SALT LAKE CITY — With more moisture moving in, Utah is likely to get another dose of what it needs this fall to start making a dent in the drought.

It was a hot, dry summer, but as a hydrologist shows us, there’s more reason this fall to be optimistic than there was a year ago.

It’s going to take a couple of winters with above-average snowpack to get out of this drought, according to Jordan Clayton, the Utah Snow Survey Supervisor with Natural Resources Conservation Service. But, at least this fall, there’s a glimmer of hope.

“We are definitely encouraged by the precipitation that we have received,” Clayton said.

Utah’s new water year started Oct. 1, and so far, precipitation is above average, with another storm moving in.

“We are only 17 days into the water year, so we don’t want to make too much out of it, but we’re off to a good start,” said Clayton.

He’s encouraged by what he’s seen with monsoonal moisture over the past two months, especially the benefit to Utah’s soil moisture. Those recent rains help prepare the soil for next spring.

“That helps to really prime the pump, if you will, for next year’s runoff,” he said.

When precipitation this fall saturates the soil, more snowmelt runoff makes it into Utah’s reservoirs next spring, instead of soaking into the soil.

An attached graph compares soil saturation in Utah during the last decade. The black line shows soil moisture this year, climbing sharply.

(Natural Resources Conservation Service — United States Department of Agriculture)

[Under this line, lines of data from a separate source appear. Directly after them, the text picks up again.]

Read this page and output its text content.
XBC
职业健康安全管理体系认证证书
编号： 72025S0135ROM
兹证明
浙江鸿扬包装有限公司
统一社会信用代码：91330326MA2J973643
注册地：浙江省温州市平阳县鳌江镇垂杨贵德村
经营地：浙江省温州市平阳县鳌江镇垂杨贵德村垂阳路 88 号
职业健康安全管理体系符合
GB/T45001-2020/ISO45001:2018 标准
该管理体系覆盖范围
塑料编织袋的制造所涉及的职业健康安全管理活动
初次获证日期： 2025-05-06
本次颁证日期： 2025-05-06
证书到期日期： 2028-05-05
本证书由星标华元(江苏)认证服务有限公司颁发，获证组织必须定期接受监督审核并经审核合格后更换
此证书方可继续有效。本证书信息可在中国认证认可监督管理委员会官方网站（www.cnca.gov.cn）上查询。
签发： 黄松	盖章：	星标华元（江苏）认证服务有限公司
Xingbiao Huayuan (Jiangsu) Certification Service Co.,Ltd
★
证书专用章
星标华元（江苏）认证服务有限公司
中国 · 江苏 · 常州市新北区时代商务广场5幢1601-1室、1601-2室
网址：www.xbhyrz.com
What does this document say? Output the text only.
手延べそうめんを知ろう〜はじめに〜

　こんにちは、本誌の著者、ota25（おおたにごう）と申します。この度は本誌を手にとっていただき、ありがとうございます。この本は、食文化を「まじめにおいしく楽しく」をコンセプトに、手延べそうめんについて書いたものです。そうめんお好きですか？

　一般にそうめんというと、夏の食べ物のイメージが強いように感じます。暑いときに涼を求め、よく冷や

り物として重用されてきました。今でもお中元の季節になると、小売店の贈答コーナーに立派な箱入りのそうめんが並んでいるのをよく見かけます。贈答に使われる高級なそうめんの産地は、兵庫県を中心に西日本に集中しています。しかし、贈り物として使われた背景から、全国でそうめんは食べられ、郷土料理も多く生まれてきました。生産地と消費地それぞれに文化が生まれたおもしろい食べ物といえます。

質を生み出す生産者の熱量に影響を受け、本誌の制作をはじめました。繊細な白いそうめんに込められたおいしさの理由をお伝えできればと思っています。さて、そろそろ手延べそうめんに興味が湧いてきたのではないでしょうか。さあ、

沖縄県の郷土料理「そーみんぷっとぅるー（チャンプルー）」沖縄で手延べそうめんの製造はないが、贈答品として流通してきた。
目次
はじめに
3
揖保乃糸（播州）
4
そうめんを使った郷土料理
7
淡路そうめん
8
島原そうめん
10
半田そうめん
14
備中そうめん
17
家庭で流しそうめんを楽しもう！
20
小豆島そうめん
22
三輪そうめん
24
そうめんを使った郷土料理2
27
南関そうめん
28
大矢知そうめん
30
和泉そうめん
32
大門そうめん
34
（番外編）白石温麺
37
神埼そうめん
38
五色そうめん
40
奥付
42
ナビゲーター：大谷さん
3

“Last year, at this time, we were setting new minimums. We were off the charts bad,” Clayton said. “We were in territory where we just hadn’t seen since we installed the probes close to 20 years ago.”

This year, Clayton said, the recent rains made a difference. But, even though it’s storming again, Utah could still warm up and dry out and lose some of that soil moisture before the snow that falls really starts to accumulate.

“We really need it this year,” Clayton said. “The benefit of having these above-average soil moisture conditions is going to be lost if we don’t get a good snowpack.”

The soil moisture helps to prepare for the spring, but Utah still needs that snowmelt to fill the reservoirs, which are below 50% statewide.

Replenishing the reservoirs is a critical component to bringing an end to the drought.